There are two acute care hospitals on the island with 234 total beds and a psychiatric hospital with 166 beds. Both hospitals are operated by the Bermuda Hospitals Board which is appointed by the Government. There are no private hospitals on the island. The general hospital services include: Medicine, Surgery Pediatrics, Obstetrics and Gynecology, Rehabilitation and Geriatrics. In addition, the general hospitals provide some specialized and intensive care services, including oncology, medical and surgical intensive care, and renal dialysis. A neonatal care unit is being developed. Both hospitals undergo periodic accreditation reviews by the Canadian Council on Hospital Accreditation. The average length of stay at the general hospital was 8.7 days per admission in 1993; this has remained stable for several years. Average occupancy was 75% and there were 63,905 patient days. There are no urgent care or freestanding outpatient surgery centers. Outpatient surgery is provided through the hospital. There were over 29,238 patient visits to the Emergency Room in 1993. In addition to its specialty, ambulatory care clinics, the general hospital operates a primary care clinic for indigent patients. There are no secondary, or tertiary referral hospitals on the island. However, there are traditional links for the provision of tertiary care with the USA, UK, and Canada. Funding for the hospital is provided through a variety of mechanisms, including: insurance and Government subsidies. The Government provides an operating grant to the psychiatric hospital.

Mental Health Services

St. Brendan’s provides care and treatment for both mentally ill and mentally handicapped individuals. The hospital operates a day hospital, an outpatient clinic and provides community based services. It maintains a half-way house and is developing additional supported facilities in the community. With the exception of the psychiatrist in private practice, all of the consultant psychiatrists on the island are employed by the Hospitals Board on a salaried basis.

Long-term Care Facilities

Long-term care facilities are operated by the Hospitals Board and the Government. Skilled nursing center facilities provide 147 beds. A facility was opened in 1991 to provide care for individuals with AIDS and other terminal illnesses. It is operated by the Hospitals Board and partially subsidized by public funds. There are 11 residential care facilities for the elderly including nursing homes. Most of these facilities are partially funded through public monies.

8.2 Future Vision

In response to community concerns about escalating health care costs and the quality of health care, a comprehensive review of the health care system was initiated in 1993, involving all care providers. The review focused on four major areas: health care costs, financing, quality and needs assessment. The family physician will probably continue to be the gatekeeper for access to secondary care. However, more formal arrangements with preferred providers in the USA and Canada for tertiary care and some secondary care are expected. Insurers are facing increased pressure to expand coverage and increase benefits, particularly for the treatment of addictions and preventive services.
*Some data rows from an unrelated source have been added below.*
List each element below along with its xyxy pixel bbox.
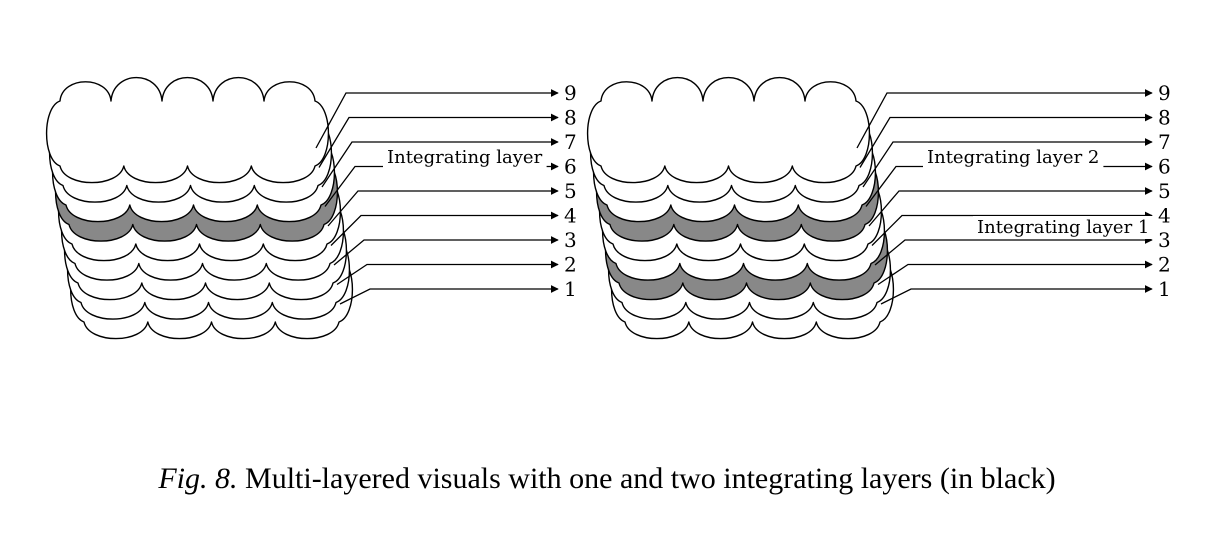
figure-caption: Fig. 8. Multi-layered visuals with one a… [0, 462, 1214, 496]
layer-number-1: 1 [1158, 277, 1171, 301]
layer-number-8: 8 [564, 106, 577, 130]
integrating-layer-label-3-backing [973, 216, 1154, 239]
leader-line-7 [862, 138, 1153, 188]
layer-number-6: 6 [564, 155, 577, 179]
leader-line-4 [871, 211, 1153, 246]
layer-number-3: 3 [1158, 228, 1171, 252]
leader-line-4 [330, 211, 559, 246]
layer-number-6: 6 [1158, 155, 1171, 179]
layer-number-4: 4 [564, 204, 577, 228]
leader-line-6 [324, 162, 559, 207]
caption-text: Multi-layered visuals with one and two i… [237, 462, 1056, 495]
layer-number-7: 7 [1158, 130, 1171, 154]
layer-number-5: 5 [1158, 179, 1171, 203]
caption-figure-number: Fig. 8. [158, 462, 238, 495]
leader-line-6 [865, 162, 1153, 207]
layer-number-7: 7 [564, 130, 577, 154]
leader-line-8 [859, 113, 1153, 168]
integrating-layer-label-6-backing [383, 146, 547, 169]
leader-line-2 [336, 260, 559, 286]
layer-number-8: 8 [1158, 106, 1171, 130]
leader-line-3 [333, 236, 559, 266]
leader-line-2 [877, 260, 1153, 286]
layer-number-3: 3 [564, 228, 577, 252]
leader-line-9 [315, 89, 559, 149]
layer-number-5: 5 [564, 179, 577, 203]
layer-number-9: 9 [1158, 81, 1171, 105]
layer-number-2: 2 [564, 253, 577, 277]
leader-line-8 [318, 113, 559, 168]
layer-number-2: 2 [1158, 253, 1171, 277]
layer-number-9: 9 [564, 81, 577, 105]
leader-line-1 [880, 285, 1153, 305]
integrating-layer-label-3: Integrating layer 1 [977, 217, 1149, 238]
cloud-layer-9 [586, 77, 871, 184]
layer-number-4: 4 [1158, 204, 1171, 228]
leader-line-5 [327, 187, 559, 227]
leader-line-7 [321, 138, 559, 188]
leader-line-5 [868, 187, 1153, 227]
integrating-layer-label-6: Integrating layer [387, 147, 543, 168]
leader-line-3 [874, 236, 1153, 266]
leader-line-9 [856, 89, 1153, 149]
integrating-layer-label-6-backing [923, 146, 1104, 169]
leader-line-1 [339, 285, 559, 305]
integrating-layer-label-6: Integrating layer 2 [927, 147, 1099, 168]
cloud-layer-9 [45, 77, 330, 184]
layer-number-1: 1 [564, 277, 577, 301]
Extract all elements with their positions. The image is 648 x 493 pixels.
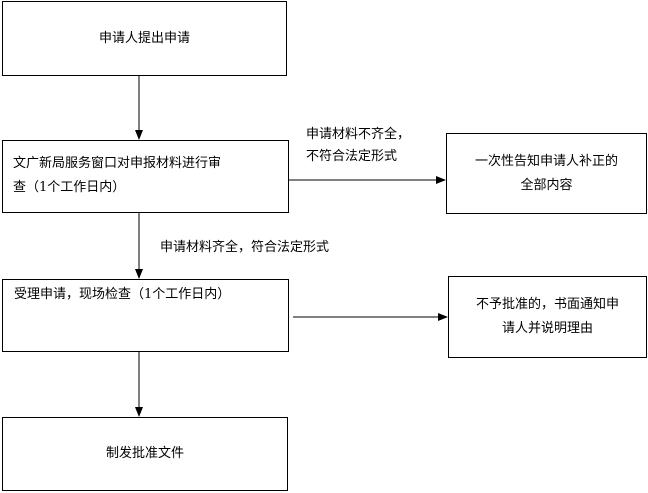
box-reject-notice-line1: 不予批准的，书面通知申 — [475, 297, 619, 312]
box-issue-approval-text: 制发批准文件 — [105, 446, 184, 461]
box-window-review-line1: 文广新局服务窗口对申报材料进行审 — [13, 156, 222, 171]
box-window-review-line2: 查（1个工作日内） — [13, 180, 126, 195]
box-reject-notice: 不予批准的，书面通知申 请人并说明理由 — [448, 276, 647, 358]
box-accept-inspect: 受理申请，现场检查（1个工作日内） — [2, 279, 289, 352]
box-applicant-submits-text: 申请人提出申请 — [98, 30, 190, 46]
box-issue-approval: 制发批准文件 — [2, 417, 288, 491]
box-notify-correction-line1: 一次性告知申请人补正的 — [474, 153, 618, 169]
box-reject-notice-line2: 请人并说明理由 — [501, 321, 593, 336]
box-accept-inspect-text: 受理申请，现场检查（1个工作日内） — [14, 287, 231, 302]
label-materials-incomplete-line1: 申请材料不齐全， — [306, 127, 411, 142]
box-window-review: 文广新局服务窗口对申报材料进行审 查（1个工作日内） — [2, 140, 289, 213]
label-materials-incomplete: 申请材料不齐全， 不符合法定形式 — [306, 124, 410, 168]
box-applicant-submits: 申请人提出申请 — [2, 1, 287, 76]
box-notify-correction: 一次性告知申请人补正的 全部内容 — [446, 133, 647, 214]
label-materials-incomplete-line2: 不符合法定形式 — [306, 149, 398, 164]
box-notify-correction-line2: 全部内容 — [520, 177, 573, 193]
label-materials-complete: 申请材料齐全，符合法定形式 — [160, 240, 330, 255]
Both the Public Health Service and the Bermuda Hospitals Board have focused on the development of additional ambulatory and community-based services, and greater integration of existing community services, particularly for the elderly. There are already expectations that these services should be funded through insurance.

8.3 Proposed Strategies

Strategies defined for future national health development are:

  • To promote equity in health care, a review of health costs and their containment are recommended.
  • To strengthen health promotion and protection through increased community involvement and focusing consumers on continuous quality improvement efforts within the health care system.
  • To develop and strengthen programs for the elderly and provide additional ambulatory and community based services and programs, including ongoing evaluation of the effectiveness of mental health, long-term care, maternal and child health, emergency and pre-hospital care, palliative care, health promotion and disease prevention.
  • To apply appropriate health technology including computer technology for planning and evaluation.
  • To strengthen international partnerships with PAHO/WHO by requesting more technical assistance.